The Lotterys Plus One

She blinks. “If it’s brown?”


Grumps stares at her as if she’s said something filthy.

She feels herself blushing and looks at the bare boards, where her lovely soft rug used to lie. “Like the signs on the tanks say. If it’s brown, flush it down,” she chants in a very small voice, “but if it’s yellow, let it mellow.” An awful pause. “It saves about six liters every time.”

The old man throws out his hand toward the south. “Ye live on a lake too big to see across!”

“Yeah, but …” Sumac wishes one of the teenagers or parents were here to explain it better. “See, if all the water on the planet was in a glass —” She looks around. “Do you have a glass of water?”

“Why would I?”

“To drink. In the night.”

“Don’t like water,” says Grumps, “day or night.”

Sumac is thrown by that. “OK, well, imagic — imagine,” she corrects herself. “Ninety-seven percent of the water in the glass would be salty, right?”

“Why would you fill a glass with salty water?”

“It’s a metaphor,” she says. “And nearly all the rest, the last three percent of all the water in the world, is frozen or filthy. So there’s only zero point one eight percent that’s drinkable, and we have to share it with all the other living things.”

“Just as well I never touch the stuff, then, isn’t it?”

Was that a joke? Grumps is not smiling.

Sumac struggles to find a new subject. “Would you like … maybe a tour of all the bits of Camelottery you haven’t seen yet?”

“Of what?”

“This house.”

“Nae thank you.” That didn’t sound polite, even if it did include a thank you.

Upstairs in the Theater it sounds like Brian’s watching Frozen, which Sumac only pretends to not like anymore. She wonders whether she’s spent long enough in this bare, nasty-smelling room that she can leave without a parent asking why she isn’t being a guide dog.

“What age were you when you landed up here?” Grumps asks suddenly.

She’s startled by the question. “Ah, two hours.”

“Aren’t you one of those wee girlies from a Chinese orphanage?”

“No I’m not.” But Sumac supposes he’s trying to make conversation, in his unpleasant way, so she goes on, “The moms and dads brought me straight from the hospital in a cab.”

Sic always claims that he, at seven, had the casting vote on whether the Lotterys wanted a fifth baby. He says that because Number Four (Aspen) was barely walking, he only agreed to another little sister on the condition that this one would Revere and Obey Him at All Times. Sumac doesn’t exactly revere Sic, but she does adore him.

“My birth mom’s Filipina, by the way,” she adds, just so the old man won’t think she doesn’t know, “and my birth dad’s ancestors are from Germany.”

His forehead crinkles up.

“My bios aren’t a couple. And they didn’t want to be anybody’s mom or dad,” she spells out.

“Why not?”

“Dunno. Did you want to be a dad?” Sumac asks, thinking of PopCorn-the-ugly-baby in the faded photos.

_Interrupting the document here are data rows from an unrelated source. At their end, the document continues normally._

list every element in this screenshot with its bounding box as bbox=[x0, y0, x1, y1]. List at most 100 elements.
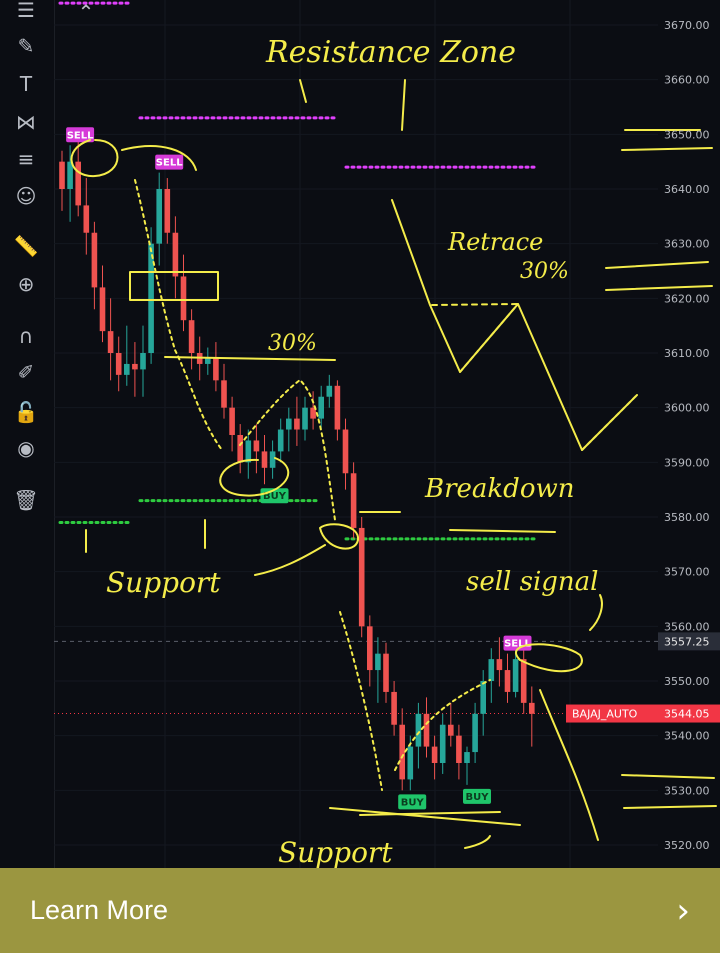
candle bbox=[512, 648, 519, 698]
candle bbox=[448, 702, 454, 747]
y-tick-label: 3650.00 bbox=[664, 128, 710, 141]
annotation-layer: Resistance Zone Retrace 30% 30% Breakdow… bbox=[70, 35, 717, 868]
candle bbox=[205, 347, 211, 375]
collapse-icon[interactable]: ⌃ bbox=[77, 0, 95, 24]
candle bbox=[326, 374, 333, 408]
candle bbox=[415, 702, 422, 769]
pullback-percent-annotation: 30% bbox=[268, 331, 317, 356]
candle bbox=[318, 385, 324, 430]
candle bbox=[399, 708, 405, 791]
y-tick-label: 3660.00 bbox=[664, 74, 710, 87]
price-axis: 3670.00 3660.00 3650.00 3640.00 3630.00 3620.… bbox=[566, 19, 720, 852]
trend-annotation bbox=[239, 379, 336, 521]
y-tick-label: 3560.00 bbox=[664, 620, 710, 633]
candles-layer bbox=[59, 139, 535, 791]
candle bbox=[229, 396, 235, 452]
candle bbox=[277, 418, 284, 463]
sell-signal-arrow-annotation bbox=[589, 594, 603, 631]
signal-text: BUY bbox=[263, 491, 287, 502]
chevron-right-icon: › bbox=[676, 890, 690, 931]
candle bbox=[391, 681, 397, 736]
candle bbox=[480, 670, 486, 736]
current-price-tag: BAJAJ_AUTO 3544.05 bbox=[566, 704, 720, 723]
retrace-annotation: Retrace bbox=[447, 228, 543, 256]
signal-text: BUY bbox=[401, 797, 425, 808]
candle bbox=[358, 517, 365, 638]
candle bbox=[286, 407, 292, 452]
signal-text: SELL bbox=[504, 639, 531, 650]
y-tick-label: 3640.00 bbox=[664, 183, 710, 196]
y-tick-label: 3540.00 bbox=[664, 730, 710, 743]
retrace-zone-box-annotation bbox=[605, 261, 709, 269]
y-tick-label: 3550.00 bbox=[664, 675, 710, 688]
candle bbox=[496, 637, 503, 687]
sell-signal-label: SELL bbox=[155, 154, 183, 170]
pencil-lock-icon[interactable]: ✐ bbox=[17, 360, 35, 384]
candle bbox=[140, 325, 146, 397]
brush-icon[interactable]: ✎ bbox=[17, 34, 35, 58]
support-zone-box-annotation bbox=[621, 774, 715, 779]
y-tick-label: 3590.00 bbox=[664, 456, 710, 469]
trend-down-annotation bbox=[134, 179, 223, 451]
lock-icon[interactable]: 🔓 bbox=[13, 400, 39, 424]
pattern-icon[interactable]: ⋈ bbox=[16, 110, 36, 134]
candle bbox=[172, 216, 179, 299]
candle bbox=[439, 713, 446, 774]
drop-annotation bbox=[539, 689, 599, 841]
breakdown-annotation: Breakdown bbox=[424, 474, 574, 504]
retrace-continue-annotation bbox=[581, 394, 638, 451]
signal-text: SELL bbox=[67, 130, 94, 141]
y-tick-label: 3620.00 bbox=[664, 292, 710, 305]
learn-more-banner[interactable]: Learn More › bbox=[0, 868, 720, 953]
resistance-down-arrow-annotation bbox=[299, 79, 307, 103]
fib-icon[interactable]: ≡ bbox=[17, 147, 35, 171]
trash-icon[interactable]: 🗑 bbox=[13, 488, 39, 512]
candle bbox=[310, 391, 316, 430]
y-tick-label: 3520.00 bbox=[664, 839, 710, 852]
candle bbox=[334, 380, 341, 441]
candle bbox=[91, 221, 98, 310]
y-tick-label: 3610.00 bbox=[664, 347, 710, 360]
candle bbox=[529, 686, 535, 747]
sell-signal-label: SELL bbox=[66, 127, 94, 143]
candle bbox=[245, 429, 252, 479]
y-tick-label: 3530.00 bbox=[664, 784, 710, 797]
sell-signal-circle-annotation bbox=[515, 643, 583, 673]
candle bbox=[83, 178, 90, 255]
support-left-annotation: Support bbox=[106, 566, 221, 599]
bottom-support-line-annotation bbox=[329, 807, 521, 826]
magnet-icon[interactable]: ∩ bbox=[18, 324, 34, 348]
text-tool-icon[interactable]: T bbox=[19, 72, 33, 96]
candle bbox=[456, 724, 462, 780]
emoji-icon[interactable]: ☺ bbox=[15, 184, 37, 208]
retrace-zone-box-annotation bbox=[605, 285, 713, 291]
bottom-support-line-annotation bbox=[359, 811, 501, 816]
candle bbox=[67, 145, 73, 222]
sell-circle-annotation bbox=[70, 139, 119, 178]
candle bbox=[269, 440, 276, 479]
retrace-level-annotation bbox=[431, 303, 519, 306]
candle bbox=[350, 462, 357, 539]
level-lines-layer bbox=[54, 1, 658, 715]
candle bbox=[431, 735, 438, 780]
candlestick-chart: SELL SELL BUY BUY BUY SELL Resistance Zone Re… bbox=[54, 0, 720, 868]
candle bbox=[375, 637, 381, 703]
zoom-icon[interactable]: ⊕ bbox=[17, 272, 35, 296]
signal-text: BUY bbox=[466, 792, 490, 803]
candle bbox=[488, 648, 495, 703]
candle bbox=[302, 396, 308, 441]
candle bbox=[504, 653, 511, 703]
eye-icon[interactable]: ◉ bbox=[17, 436, 35, 460]
buy-signal-label: BUY bbox=[398, 794, 427, 810]
candle bbox=[294, 396, 300, 446]
candle bbox=[124, 325, 130, 386]
arrow-annotation bbox=[121, 145, 197, 171]
ruler-icon[interactable]: 📏 bbox=[13, 234, 39, 258]
buy-circle-annotation bbox=[219, 457, 290, 497]
learn-more-label: Learn More bbox=[30, 895, 169, 925]
resistance-zone-box-annotation bbox=[621, 147, 713, 151]
menu-icon[interactable]: ☰ bbox=[17, 0, 35, 22]
support-zone-box-annotation bbox=[623, 805, 717, 809]
grid-layer bbox=[54, 0, 658, 868]
candle bbox=[180, 254, 187, 332]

The wet old eyes blink at her. “Not particularly,” Grumps says as if to himself, “but these things sort themselves out, I suppose.”

“Nenita’s in Ottawa but she travels all the time for work,” says Sumac, trying to think of something else to say. “Jensen lives about twenty hours’ drive away in Manitoba.” She doesn’t mention that they’re both accountants, because that sounds weird.

“Never heard the like,” murmurs Grumps. “Do they come see you at all, these whatchamacallem, bio people?”

“Oh yeah,” says Sumac. Though never at the same time. She thinks Nenita and Jensen’s what-will-we-do-about-the-baby conversation probably happened over email.

Grumps has put just one thing on the desk that used to be hers: a calendar of Wildflowers of Yukon. The July page shows a little purple blossom. He’s drawn diagonal slashes through the seventeenth, eighteenth, nineteenth, and twentieth. Ah, it’s the days he’s been in Toronto, Sumac realizes.

Day one of his stay, CardaMom said, but a stay is what you have in a hotel, until you go home. If you’re really going to stay somewhere for the moment, for the present, it’s not called a stay. Prisoners do time. That’s what the linesthrough the dates are like: the scratches a prisoner makes on a cell wall.



The old man’s eyes have followed Sumac’s

to the calendar. “The whole crew of ye’ll be on your holliers for months, I suppose.”

“On our what?”

“School holidays.”

“Oh, we don’t go to school,” says Sumac.